Яков метнул на нее укоризненный взгляд. Сколько школил он ее, учил уму-разуму, и все понапрасну. Ну, не умеет девка себя держать, что ты поделаешь! А всему виной Амалия Константиновна – избаловала, испортила прислугу. Яков покосился на Амалию, чье лицо вновь приняло сосредоточенно-скорбное выражение. Нет, не станет он ей этого говорить, ни за что не станет. Он ведь, почитай, шестьдесят семь лет в семье, еще с давних времен, крепостных, а это вам не шутки-с. Ведь он, Яков, еще от Владимира Сергеевича, деда барышни, мальчиком мух отгонял, когда тому вздумывалось вздремнуть. Ох, и гневлив был генерал Тамарин, ох и гневлив! При нем в доме все на цыпочках ходили да шепотом разговаривали. Старой закалки был кавалер, ничего не скажешь. Не дай бог ему поперек слово молвить – лицо кровью нальется, и как зачнет кричать, аж стекла в рамах ходуном ходят! Громовержец чистый, но надо отдать ему справедливость, и щедр он был сверх меры, и на доброе слово не скупился. Сын его, тот все-таки другого ндрава держался, помягче, пообходительнее. Добрый он был человек, даже чересчур. Ну, да ладно, негоже покойникам косточки перемывать, не христианское это дело. Нет уж обоих – ни генерала, которого хватил удар, дай бог памяти, двадцать один год тому назад, ни отца Амалии, Константина Владимировича, но его уже чахотка сгубила, как и сына его единственного, брата барышни, в могилу свела, окаянная. Говорили врачи: климат теплый нужен, вот и послушался их Константин Владимирович, поехал за границу – сначала в Италию, потом на юг Франции, в Ментону, да все равно не выздоровел, умер. И барышня при нем оставалась до самого конца и в Ментоне его похоронила, как он пожелал. Да! Вот так и скончался Константин Владимирович, царствие ему небесное, вечный покой, и сына своего пережил всего на полтора года. Ох, оскудение, оскудение горькое! Только и осталось из семьи, что Амалия да мать ее, Аделаида Станиславовна, но это уже другой разговор. Совсем другой. Только бы к барышне скверная хворь не прилепилась, а там, глядишь, мужа себе найдет поприличнее, да и детки пойдут, и понянчит он, Яков, всласть на старости Константина Владимировича внуков.

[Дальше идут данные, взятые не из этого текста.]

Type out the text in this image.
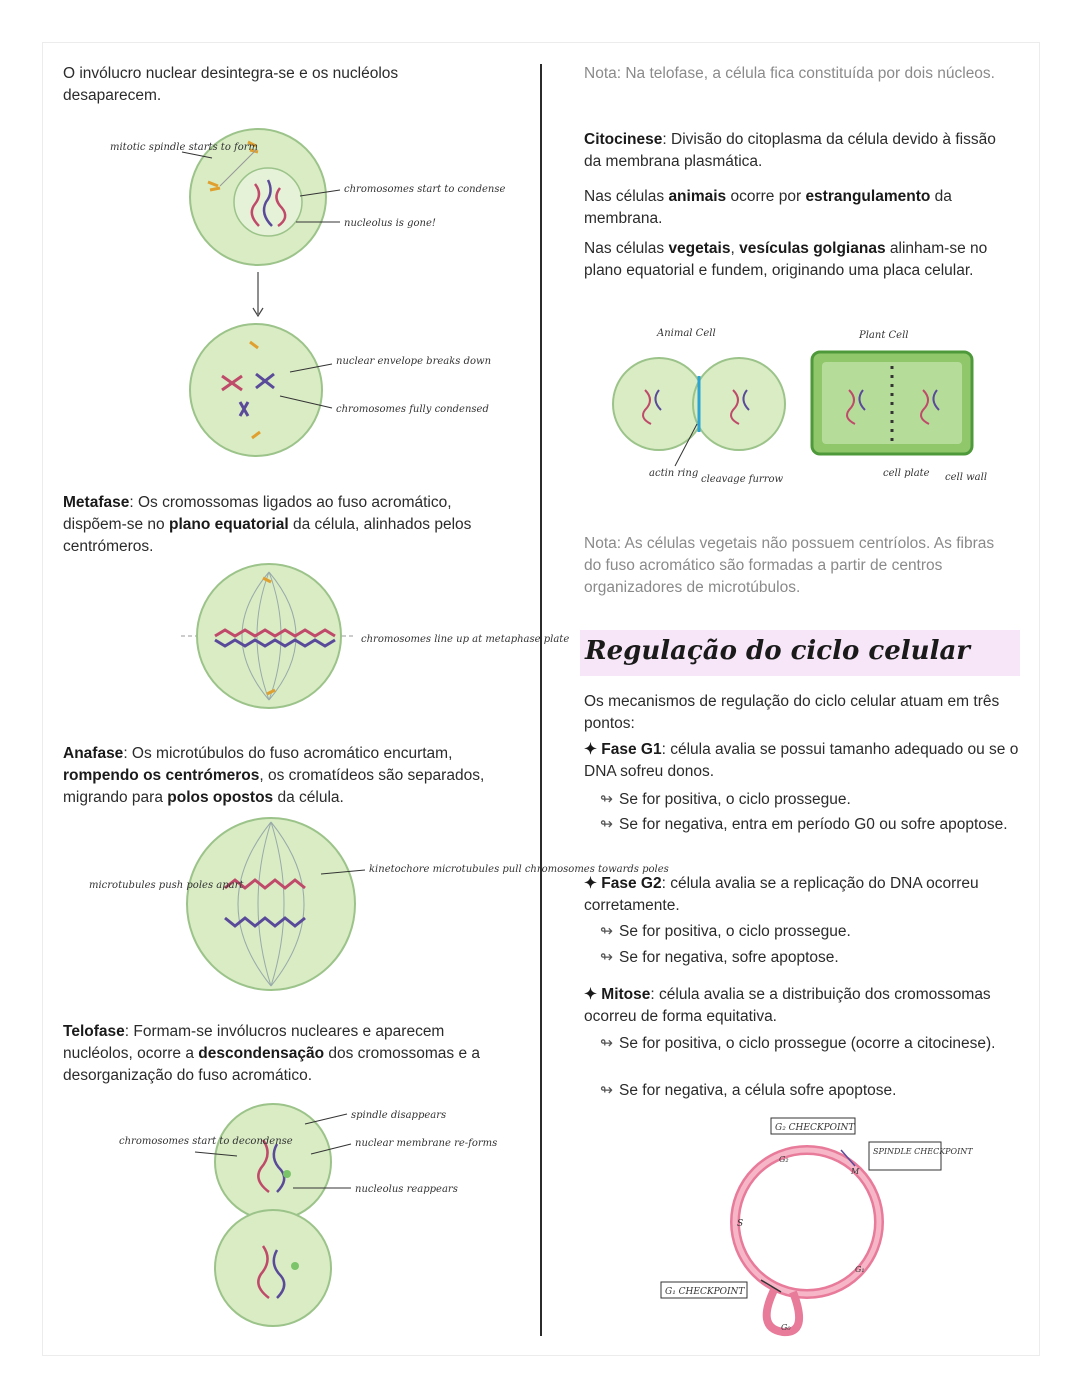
O invólucro nuclear desintegra-se e os nucléolos desaparecem.
mitotic spindle starts to form
chromosomes start to condense
nucleolus is gone!
nuclear envelope breaks down
chromosomes fully condensed
Metafase: Os cromossomas ligados ao fuso acromático, dispõem-se no plano equatorial da célula, alinhados pelos centrómeros.
chromosomes line up at metaphase plate
Anafase: Os microtúbulos do fuso acromático encurtam, rompendo os centrómeros, os cromatídeos são separados, migrando para polos opostos da célula.
microtubules push poles apart
kinetochore microtubules pull chromosomes towards poles
Telofase: Formam-se invólucros nucleares e aparecem nucléolos, ocorre a descondensação dos cromossomas e a desorganização do fuso acromático.
spindle disappears
chromosomes start to decondense	nuclear membrane re-forms
nucleolus reappears
Nota: Na telofase, a célula fica constituída por dois núcleos.
Citocinese: Divisão do citoplasma da célula devido à fissão da membrana plasmática.
Nas células animais ocorre por estrangulamento da membrana.
Nas células vegetais, vesículas golgianas alinham-se no plano equatorial e fundem, originando uma placa celular.
Animal Cell	Plant Cell
actin ring
cleavage furrow
cell plate cell wall
Nota: As células vegetais não possuem centríolos. As fibras do fuso acromático são formadas a partir de centros organizadores de microtúbulos.
Regulação do ciclo celular
Os mecanismos de regulação do ciclo celular atuam em três pontos:
✦ Fase G1: célula avalia se possui tamanho adequado ou se o DNA sofreu donos.
↬ Se for positiva, o ciclo prossegue.
↬ Se for negativa, entra em período G0 ou sofre apoptose.
✦ Fase G2: célula avalia se a replicação do DNA ocorreu corretamente.
↬ Se for positiva, o ciclo prossegue.
↬ Se for negativa, sofre apoptose.
✦ Mitose: célula avalia se a distribuição dos cromossomas ocorreu de forma equitativa.
↬ Se for positiva, o ciclo prossegue (ocorre a citocinese).
↬ Se for negativa, a célula sofre apoptose.
G₂ CHECKPOINT
SPINDLE CHECKPOINT
G₁ CHECKPOINT
S
G₂
M
G₁
G₀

Амалия очнулась, когда поезд ехал по равнине, там и сям поросшей редкими деревьями. Дождь перестал. Даша чему-то мечтательно улыбалась. Амалии не хотелось нарушать ее мечты. Она откинулась головой на спинку сиденья и задумалась. Как только в Варшаве определятся с билетами, надо не забыть телеграфировать дяде Казимиру, чтобы встретил их на вокзале, да не перепутал день ненароком, а то с него станется. Интересно, чему это Дашенька так улыбается? Ах да, офицер на пограничной станции. Привлекательный молодой человек, et très comme il faut[5]. «Чрезвычайно привлекательный, дорогая», – сказала бы ее мать. Для Аделаиды Станиславовны не существовало ни промежуточных состояний, ни полутонов; все в мире виделось ей чрезвычайно, невероятно, крайне, невыносимо хорошим или дурным. Амалия тихонько вздохнула: она чувствовала себя невыносимо старой, разбитой, опустошенной. Со смерти отца ее не покидало это чувство.